Lawmakers prepare for increased healthcare costs

11/16/2015 03:47 PM

FRANKFORT – State Lawmakers are exploring all options as the commonwealth’s portion of healthcare costs increase over the next several years.

Lisa Lee, Medicaid commissioner for the Cabinet for Health and Family Services told members of the Interim Joint Committee on Appropriations and Revenue BR Sub on Human Resources on Monday that the state’s share of costs from Medicare Part B will be $4,836,653 in FY16, $10,680,716 in FY17, and $10, 668,076 in FY18.

While that amount is lower than was earlier projected, it will still prove to be a significant expenditure to Kentucky’s already tight budget beginning with the next legislative session.

Committee Chair, Sen. Ralph Alvarado, R-Winchester, said that even though the cost is less than previously projected, it still is significant and feels that there will be more costs related to the program in the future.

“I don’t expect that premium to stay where it’s at, it’ll probably continue to rise,” Alvarado said. “The costs continue to increase.”

Over the summer, Alvarado expressed interest in marketing kynect, the state’s health insurance exchange, to other states.

Under the proposed plan, Kentucky would set up and run exchanges for other states using the kynect model. Kentucky would be receiving revenue from states using the system which would not only pay for the kynect system but the growing Medicaid expansion costs.

To date, Alvarado has been frustrated by the fact that no one has the answer as to how many other states would be interested in the exchange and what the cost would be to operate a federal exchange.

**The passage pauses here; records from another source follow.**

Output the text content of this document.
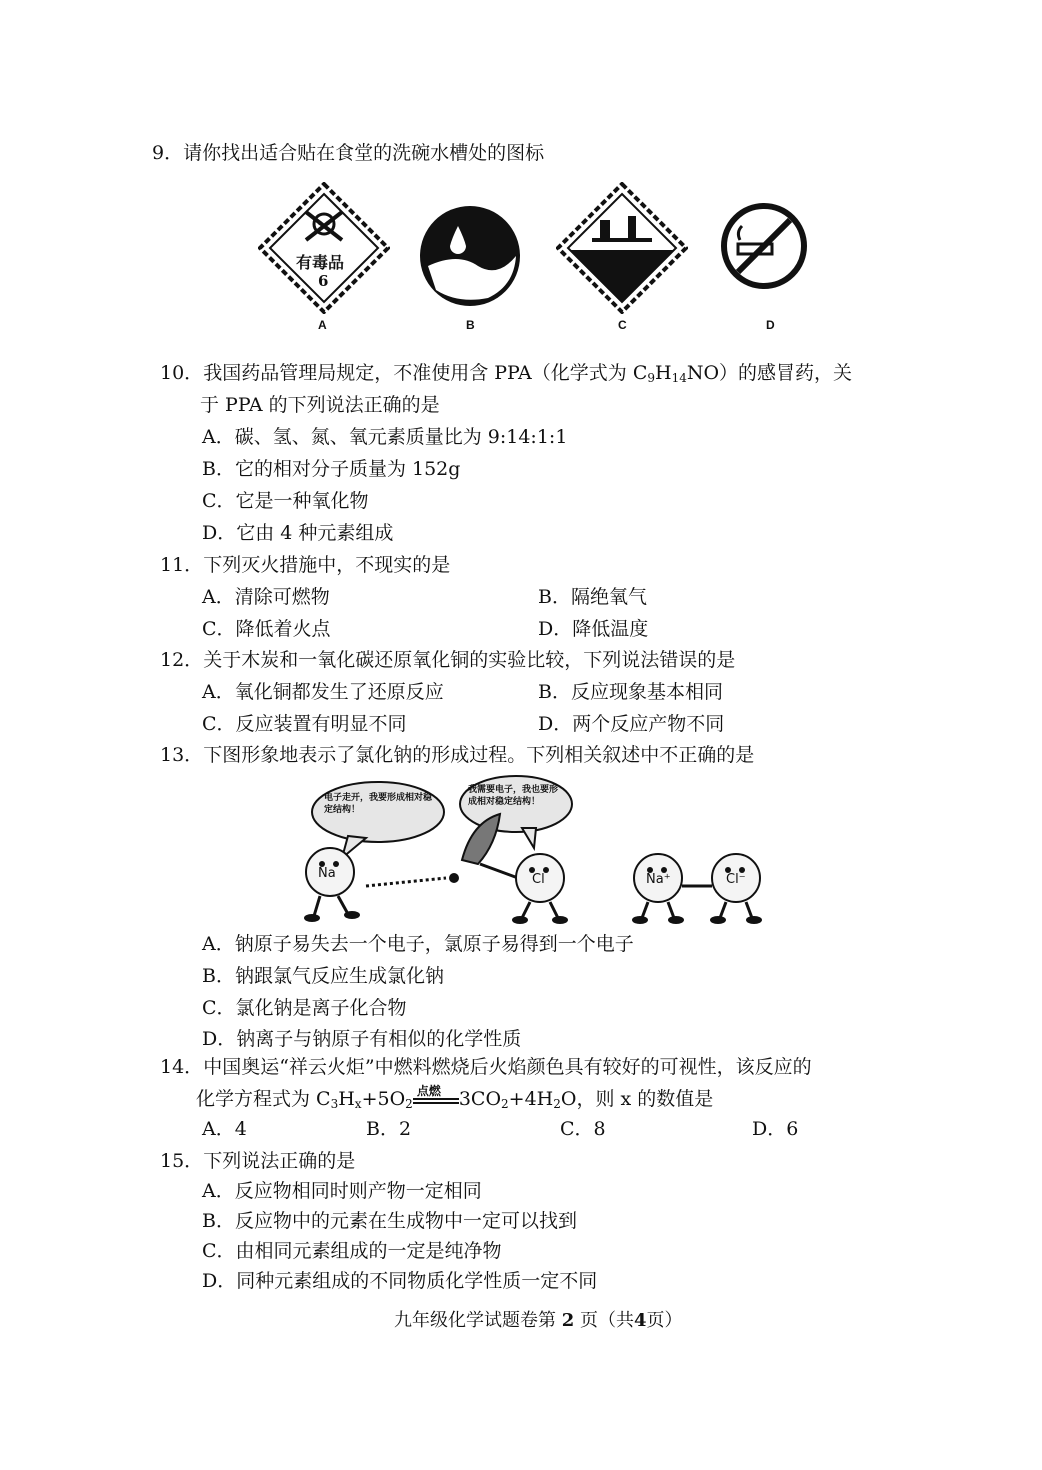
9．请你找出适合贴在食堂的洗碗水槽处的图标
有毒品
6
A	B	C	D
10．我国药品管理局规定，不准使用含 PPA（化学式为 $C_9H_{14}NO$）的感冒药，关
于 PPA 的下列说法正确的是
A．碳、氢、氮、氧元素质量比为 9:14:1:1
B．它的相对分子质量为 152g
C．它是一种氧化物
D．它由 4 种元素组成
11．下列灭火措施中，不现实的是
A．清除可燃物	B．隔绝氧气
C．降低着火点	D．降低温度
12．关于木炭和一氧化碳还原氧化铜的实验比较，下列说法错误的是
A．氧化铜都发生了还原反应	B．反应现象基本相同
C．反应装置有明显不同	D．两个反应产物不同
13．下图形象地表示了氯化钠的形成过程。下列相关叙述中不正确的是
电子走开，我要形成相对稳定结构！
我需要电子，我也要形成相对稳定结构！
Na	Cl	Na⁺	Cl⁻
A．钠原子易失去一个电子，氯原子易得到一个电子
B．钠跟氯气反应生成氯化钠
C．氯化钠是离子化合物
D．钠离子与钠原子有相似的化学性质
14．中国奥运“祥云火炬”中燃料燃烧后火焰颜色具有较好的可视性，该反应的
化学方程式为 $C_3H_x+5O_2$
点燃 $3CO_2+4H_2O$，则 x 的数值是
A．4	B．2	C．8	D．6
15．下列说法正确的是
A．反应物相同时则产物一定相同
B．反应物中的元素在生成物中一定可以找到
C．由相同元素组成的一定是纯净物
D．同种元素组成的不同物质化学性质一定不同
九年级化学试题卷第 2 页（共4页）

“Until I know if the federal exchange is much cheaper; if the federal exchange is a tenth of the price of a state run exchange, it’s going to be tough to get other people to pay you ten times that amount or more, to run an exchange for them,” Alvarado said. “With those two variables unknown, it’s just a concept.”

Alvarado notes that Indiana received a federal waiver for its Medicaid expansion program, Healthy Indiana Plan (HIP) 2.0, earlier this year.

Under HIP, coverage was expanded to Indiana parents and childless adults earning below 100 percent of the federal poverty level. Enrollment for parents was not capped, but enrollment for childless adults has a cap and is limited to open enrollment periods.

The amended waiver covers nearly all adults ages 19-64 with income from zero to 138 percent of the federal poverty level. An estimated 350,000 individuals became eligible for coverage under this plan.

But unlike Kentucky’s Medicaid expansion, most of the enrollees have to pay for their Medicaid coverage.

“Even the poorest of the poor paid a dollar a month for their healthcare,” Alvarado said. “The folks found that they were more personally engaged in their own healthcare. They behaved better, if you will, as a patient.”

Gov.-elect Matt Bevin has said that he wants to dismantle kynect and move to the federal exchange.

Alvarado notes that whatever is done, will be carefully calculated and will take some time.

“It’s going to take a while, but we’ve got to have something else in place,” Alvarado said. “We have other plans that will hopefully provide an alternative for people out there and still provide services for Medicaid in a more cost efficient fashion.”